-
Witam
Dzisiaj dzień rownież udany, nawet bardzo
wyciągnęłam Adama do lasu, Kuba się wyszalał i teraz śpi wymęczony.
Fajnie było
Dietkowo też całkiem całkiem.
Śniadanie: kromka chleba
II śniadanie: 6 tictaków wiśńiowych (bo tylko to miałam w torebce)
Obiad: rosół z makaronem.
Wiesz, Agassku, ja jednak muszę trochę zmodyfikować swoją diete, ale postaram się w miarę możliwości jak najbardziej jej trzymać.
Wieczorkiem chcę trochę poćwiczyć. Obiecaj mi że dołączysz
-
hej Kitola przyszlam sie przywitac i sprawdzic jak dietkujesz ale widze ze jest ok i oby tak dalej,
ja tez sie przylaczam do wieczornych cwiczen
pozdrawiam
-
Gratuluję sukcesów, życze powodzenia i trzymam kciuki Może ja też dziś poćwiczę
-
Witam wieczorkiem
Strasznie nie chce mi się ćwiczyć, ale w domu jest tak zimno, że chyba jednak wskocze na troche na stepperek i rowerek. ojoj ale mi się nie chce.
Podsumowanie dnia
Śniadanie: kromka chleba
II sniadanie: tic taki
Obiad: rosół z makaronem
Deser: frytki
Kolacja: ciepły pączek , pomarańcza.
Wiem że ta ostatnia część dnia to pod względem diety udana nie była, zwłaszcza ten pączek, ale on tak pachniał i machał do mnie i oczko puszczał, że kupiłam i pyszniasty byl
Tłuściutkamisiu fajnie że jeszcze wpadasz i jeszcze bardziej się cieszę że poćwiczysz
Dorota 85 witaj u mnie i trzymam kciuki za twoją gimnastykę
Dobra, idę przywdzieję spodnie z dresu i wskakuję na moje zakurzone przyrządy.
Potem zajrzę na pewno.
-
No i zaglądam
troszkę poćwiczyłam, trochę na stepperku, na rowerku i brzuszki.
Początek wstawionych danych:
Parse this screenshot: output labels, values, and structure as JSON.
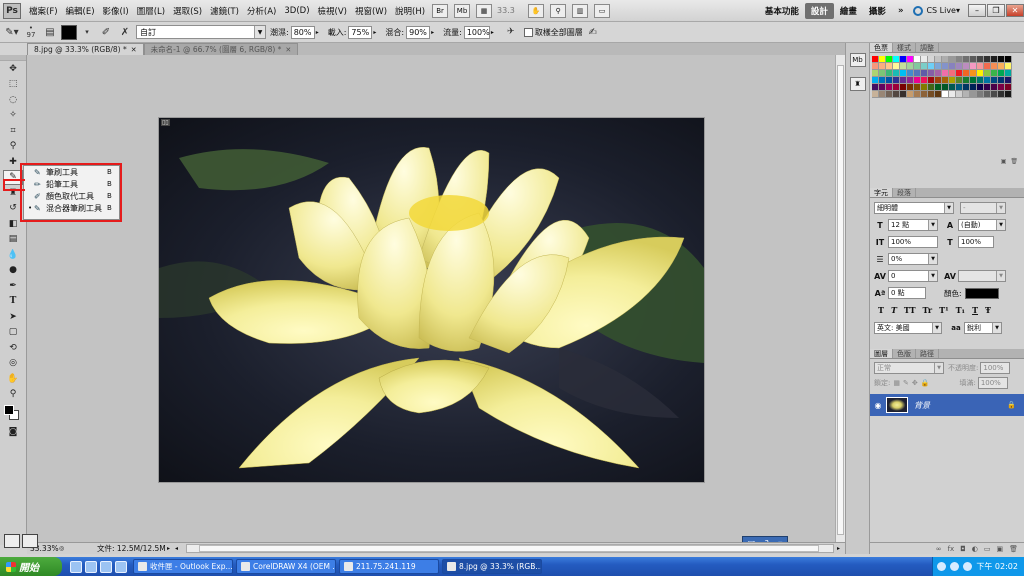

Nie wiem jak dlugo, bo nie spojrzałam na zegarek, ale nie dlugo.
Jutro znowu poćwiczę, codziennie po trochu az dojdę do formy i cwiczenia zaczną mi sprawiac przyjemność .
Dobra , ja zmykam pa
-
Witaj kilolciu
widzę ,że znowu ładnie ćwiczysz...a przynajmniej zaczynasz
Ja również dziś zrobiłam coś dla ciała i byłam na basenie.Całą godzinę pływałam bez postojów...aby jak najwięcej spalić
Jak fajnie się człowiekowi robi jak uda mu się poćwiczyć...no nie
miłj nocki
-
Witam witam witam
Ależ mam mnóstwo energii
Nie uwierzycie
Wstałam i byłam taka do niczego ale pomyslałam sobie że może by tak poćwiczyć
i ubrałam dres (a było strasznie zimno) i zaczęłam od hula hop, chwile pokręciłam, ciut się rozgrzałam, i weszłam na rowerek bite pół godziny intensywnej jazdy, Nie obijałam się nic a nic
Po rowerku weszłam na stepper 25 min, ale nie takiego znudzonego łazenia, ja znowu bardzo intensywnie ćwiczyłam
jak zeszłam to zrobiłam 100 półbrzuszków
na koniec 100 półprzysiadów
i na sam koniec rozciąganie
Wiem wiem, chwalę się jak kura jajkiem , ale już dawno nie ćwiczyłąm z taką chęcią, zapałem i przyjemnością
i dawno się tak nie spociłam
idę się wykąpać.
Pimpuś, masz rację, nie ma to jak satysfakcja po dobrze wykonanych ćwiczeniach
i cieszę sie że ty tez tak cwiczysz , bo wiem że nie tylko na basen chodzisz
Ech, weżcie sobie trochę mojej energii, bo mam jej tak dużo że wszystkich obdziele i jeszcze dla mnie zostanie
-
Kitola udzilił mi się twój nastrój i chyba częśc twojej energii
Nie ma co sie oglądać ..trzeba trochę z rana poćwiczyć...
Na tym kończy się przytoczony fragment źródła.